Some words of wisdom from part 2:
- Aspiring artists defeated by Resistance share one trait. They all think like amateurs. They have not yet turned pro.
- The amateur plays for fun. The professional plays for keeps.
- Someone once asked Somerset Maugham if he wrote on a schedule or only went struck by inspiration. "I write only when inspiration strikes," he replied. "Fortunately it strikes every morning at nine o'clock sharp." That's a pro.
- There's no mystery to turning pro. It's a decision brought about by an act of will. We make up our mind to view ourselves as pros and we do it. Simple as that.
That's the good news.
The third part of the book is what I think puts off a lot of people, at least based on these reviews on Goodreads. After two chapters of logic, self-examination and common sense advice, Pressfield introduces us to his world of muses, angels, psychic forces and extra-dimensionality, of messages received in dreams, all as a seemingly obvious and necessary part of the creative process and combating Resistance. It's a huge shift and I found it disjointed and disconcerting, and I think I'm probably more receptive to what I referred to above as the Christian analogy than most creative types who will pick up this book. If he needs to pray to the Muses every morning before he sits down to work, if he considers it necessary to "take a minute and show respect to this unseen Power who can make or break me", that's great. Whatever works. But it seems oddly new agey after all the brutally honest real-life observations in the first two parts of The War of Art.
The jarring spirituality aspect notwithstanding, there's a lot of good, solid advice in The War of Art. To think of art as work, something that you have to show up for because that's what you do, and not make excuses for avoiding. Pressfield constantly emphasizes professionalism and the need to accept that it's a lot of work to create, and that the work will be its own reward.

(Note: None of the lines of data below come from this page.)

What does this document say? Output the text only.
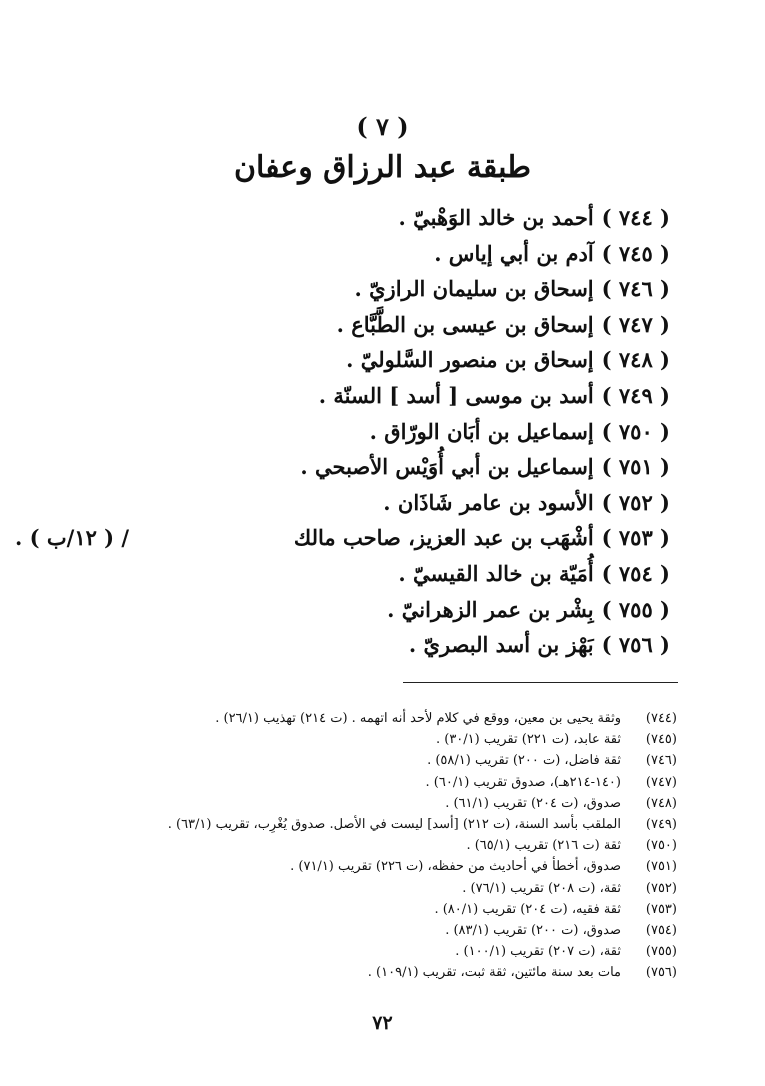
( ٧ )
طبقة عبد الرزاق وعفان
( ٧٤٤ )أحمد بن خالد الوَهْبيّ .
( ٧٤٥ )آدم بن أبي إياس .
( ٧٤٦ )إسحاق بن سليمان الرازيّ .
( ٧٤٧ )إسحاق بن عيسى بن الطَّبَّاع .
( ٧٤٨ )إسحاق بن منصور السَّلوليّ .
( ٧٤٩ )أسد بن موسى [ أسد ] السنّة .
( ٧٥٠ )إسماعيل بن أبَان الورّاق .
( ٧٥١ )إسماعيل بن أبي أُوَيْس الأصبحي .
( ٧٥٢ )الأسود بن عامر شَاذَان .
( ٧٥٣ )أشْهَب بن عبد العزيز، صاحب مالك
/ ( ١٢/ب ) .
( ٧٥٤ )أُمَيّة بن خالد القيسيّ .
( ٧٥٥ )بِشْر بن عمر الزهرانيّ .
( ٧٥٦ )بَهْز بن أسد البصريّ .
(٧٤٤)وثقة يحيى بن معين، ووقع في كلام لأحد أنه اتهمه . (ت ٢١٤) تهذيب (٢٦/١) .
(٧٤٥)ثقة عابد، (ت ٢٢١) تقريب (٣٠/١) .
(٧٤٦)ثقة فاضل، (ت ٢٠٠) تقريب (٥٨/١) .
(٧٤٧)(١٤٠-٢١٤هـ)، صدوق تقريب (٦٠/١) .
(٧٤٨)صدوق، (ت ٢٠٤) تقريب (٦١/١) .
(٧٤٩)الملقب بأسد السنة، (ت ٢١٢) [أسد] ليست في الأصل. صدوق يُغْرِب، تقريب (٦٣/١) .
(٧٥٠)ثقة (ت ٢١٦) تقريب (٦٥/١) .
(٧٥١)صدوق، أخطأ في أحاديث من حفظه، (ت ٢٢٦) تقريب (٧١/١) .
(٧٥٢)ثقة، (ت ٢٠٨) تقريب (٧٦/١) .
(٧٥٣)ثقة فقيه، (ت ٢٠٤) تقريب (٨٠/١) .
(٧٥٤)صدوق، (ت ٢٠٠) تقريب (٨٣/١) .
(٧٥٥)ثقة، (ت ٢٠٧) تقريب (١٠٠/١) .
(٧٥٦)مات بعد سنة مائتين، ثقة ثبت، تقريب (١٠٩/١) .
٧٢
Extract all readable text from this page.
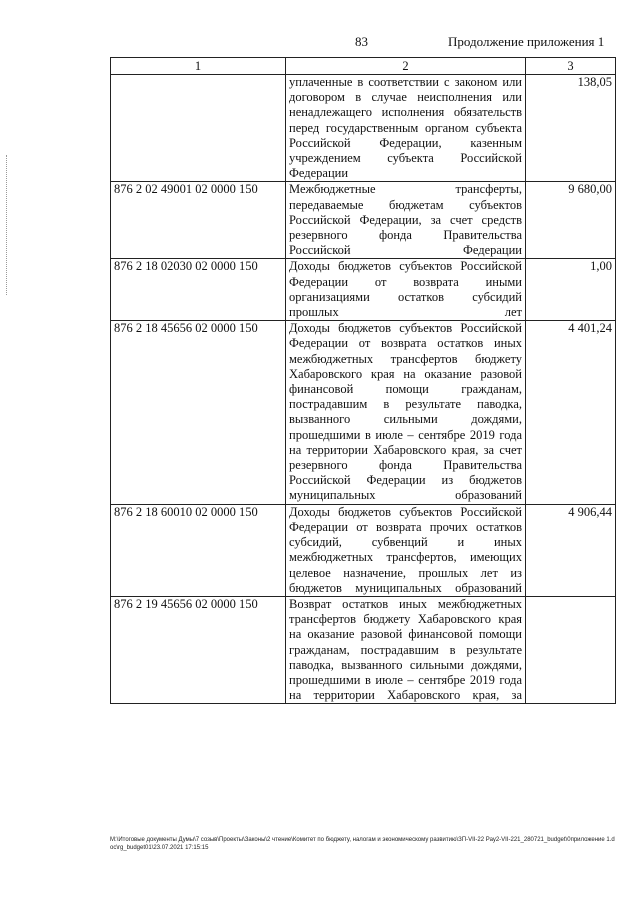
83	Продолжение приложения 1
1	2	3
	уплаченные в соответствии с законом или договором в случае неисполнения или ненадлежащего исполнения обязательств перед государственным органом субъекта Российской Федерации, казенным учреждением субъекта Российской Федерации	138,05
876 2 02 49001 02 0000 150	Межбюджетные трансферты, передаваемые бюджетам субъектов Российской Федерации, за счет средств резервного фонда Правительства Российской Федерации	9 680,00
876 2 18 02030 02 0000 150	Доходы бюджетов субъектов Российской Федерации от возврата иными организациями остатков субсидий прошлых лет	1,00
876 2 18 45656 02 0000 150	Доходы бюджетов субъектов Российской Федерации от возврата остатков иных межбюджетных трансфертов бюджету Хабаровского края на оказание разовой финансовой помощи гражданам, пострадавшим в результате паводка, вызванного сильными дождями, прошедшими в июле – сентябре 2019 года на территории Хабаровского края, за счет резервного фонда Правительства Российской Федерации из бюджетов муниципальных образований	4 401,24
876 2 18 60010 02 0000 150	Доходы бюджетов субъектов Российской Федерации от возврата прочих остатков субсидий, субвенций и иных межбюджетных трансфертов, имеющих целевое назначение, прошлых лет из бюджетов муниципальных образований	4 906,44
876 2 19 45656 02 0000 150	Возврат остатков иных межбюджетных трансфертов бюджету Хабаровского края на оказание разовой финансовой помощи гражданам, пострадавшим в результате паводка, вызванного сильными дождями, прошедшими в июле – сентябре 2019 года на территории Хабаровского края, за	
M:\Итоговые документы Думы\7 созыв\Проекты\Законы\2 чтение\Комитет по бюджету, налогам и экономическому развитию\ЗП-VII-22 Рау2-VII-221_280721_budget\0приложение 1.doc\rg_budget01\23.07.2021 17:15:15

The first two parts are valuable enough to recommend this book to people who want to do things with their life, whether if be creative, self-improvement or making the world a better place, but can't seem to bring themselves to pull the trigger, whether due to fear, doubt, laziness or anything else. Two out of three isn't bad. The first two parts are all of about 95 pages, and the short, one/two page chapters make for fast reads, as each point is made quickly and efficiently. And if you live in a world of angels, muses and dream messengers, then congratulations, in Pressfield you've found both a soulmate and advisor.